Focus has been placed on the recently released people mass movement study which identifies the impact of the expected population growth on the region’s ability to cope with future transport demand.
Minister for Cities Alan Tudge said he, along with the prime minister, will be meeting with the SEQ Mayors to discuss the Deal.
“We need to cater for this rising population and the SEQ City Deal will be a huge step forward,” Tudge said.
South-east Queensland is already home to over two-thirds of the state’s population.
The region is home to nearly one in every seven Australians.
The agreement marks the second city deal for Queensland following the policy being first established in Townsville.
So far, city deals have been developed for Western Sydney, Townsville and Launceston, and a further four more are currently under negotiation in Adelaide, Hobart, Perth and Geelong.
$63b infrastructure plan to keep SEQ moving till 2041
It’s going to cost $63.7 billion to keep South East Queensland moving over the next two decades, according to a study released today by the region’s mayors.
The population of the region is expected to grow by about 1.8 million people to more than five million people by 2041, putting extraordinary demand on the already strained transport network.
The SEQ People Mass Movement Study lists a total of 47 projects designed to keep city-to-city trips under 45 minutes and urban commutes under 30 minutes, including a faster rail network connecting the Sunshine Coast and Gold Coast via Brisbane and west to Ipswich and Toowoomba.
Brisbane Lord Mayor Graham Quirk said the infrastructure plan, coined the Strategic Transport Road Map, would keep the region “economically productive” while maintaining its liveability.

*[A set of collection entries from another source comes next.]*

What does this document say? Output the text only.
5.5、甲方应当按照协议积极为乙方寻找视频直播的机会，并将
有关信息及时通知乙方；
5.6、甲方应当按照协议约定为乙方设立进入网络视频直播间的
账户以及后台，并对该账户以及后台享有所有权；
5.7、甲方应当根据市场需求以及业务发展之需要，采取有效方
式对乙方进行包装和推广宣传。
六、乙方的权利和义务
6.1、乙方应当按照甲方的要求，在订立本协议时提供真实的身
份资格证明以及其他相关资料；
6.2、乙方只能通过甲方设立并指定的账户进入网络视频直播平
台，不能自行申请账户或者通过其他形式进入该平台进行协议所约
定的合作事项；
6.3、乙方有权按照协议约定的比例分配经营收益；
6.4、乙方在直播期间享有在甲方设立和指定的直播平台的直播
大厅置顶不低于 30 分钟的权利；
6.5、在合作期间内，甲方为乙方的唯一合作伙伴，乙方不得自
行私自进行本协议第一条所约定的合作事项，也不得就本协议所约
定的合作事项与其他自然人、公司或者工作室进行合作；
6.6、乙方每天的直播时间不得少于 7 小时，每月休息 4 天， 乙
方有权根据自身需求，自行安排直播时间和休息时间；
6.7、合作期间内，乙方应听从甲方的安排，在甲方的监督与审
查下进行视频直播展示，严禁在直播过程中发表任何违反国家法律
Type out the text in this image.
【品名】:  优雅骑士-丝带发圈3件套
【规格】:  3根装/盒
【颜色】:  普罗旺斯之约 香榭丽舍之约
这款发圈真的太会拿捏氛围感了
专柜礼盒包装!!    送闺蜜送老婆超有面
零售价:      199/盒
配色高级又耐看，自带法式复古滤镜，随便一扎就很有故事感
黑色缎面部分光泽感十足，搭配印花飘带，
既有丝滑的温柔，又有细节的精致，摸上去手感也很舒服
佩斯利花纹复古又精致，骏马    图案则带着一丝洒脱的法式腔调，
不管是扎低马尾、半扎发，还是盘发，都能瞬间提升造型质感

“Business as normal is not going to work, we need to increase the amount of money that is being spent in South East Queensland,” Cr Quirk said.
He said the plan would require an average expenditure of about $2.7 billion per year until 2041, which he said was “not an unrealistic figure”.
“What we are seeing in Sydney and Melbourne right now is this massive spend on infrastructure. That’s because they allowed it to get too far behind. We cannot do that in South East Queensland.”
He said there had been no shortage of plans for the region’s transport network, but it was time for all levels of government to unite with a shared vision.
Redland City mayor Karen Williams said the plan delivered the projects over a “reasonable amount of time with a reasonable amount of investment”.
“It’s not a matter of ‘can we afford this?’ It’s the fact that we can’t afford not to do it,” Cr Williams said.
Faster Rail is not as fast as high speed rail, which delivers speeds up to 350km/h, but could run at about 160km/h with top speeds of up to 200-250kmh, with limited stops.
It would be connected to the light rail networks on the Gold Coast and Sunshine Coast in order to ease congestion on major arterials.
Other projects include the Brisbane Metro, Cross River Rail and road upgrades, including the Pacific, Sunshine, Centenary, Ipswich and Logan motorways and the Bruce, Warrego and Mt Lindesay highways.
The study also took into account emerging technologies including autonomous vehicles.
It was first proposed in 2016, and began in September 2017, with the aim of bringing together multiple local, state and national transport studies into one cohesive plan.
The South East Queensland region takes in the Brisbane City, Ipswich City, Lockyer Valley Regional, Logan City, Moreton Bay, Redland City, Scenic Rim Regional, Somerset Regional, Sunshine Coast and Toowoomba Regional council areas.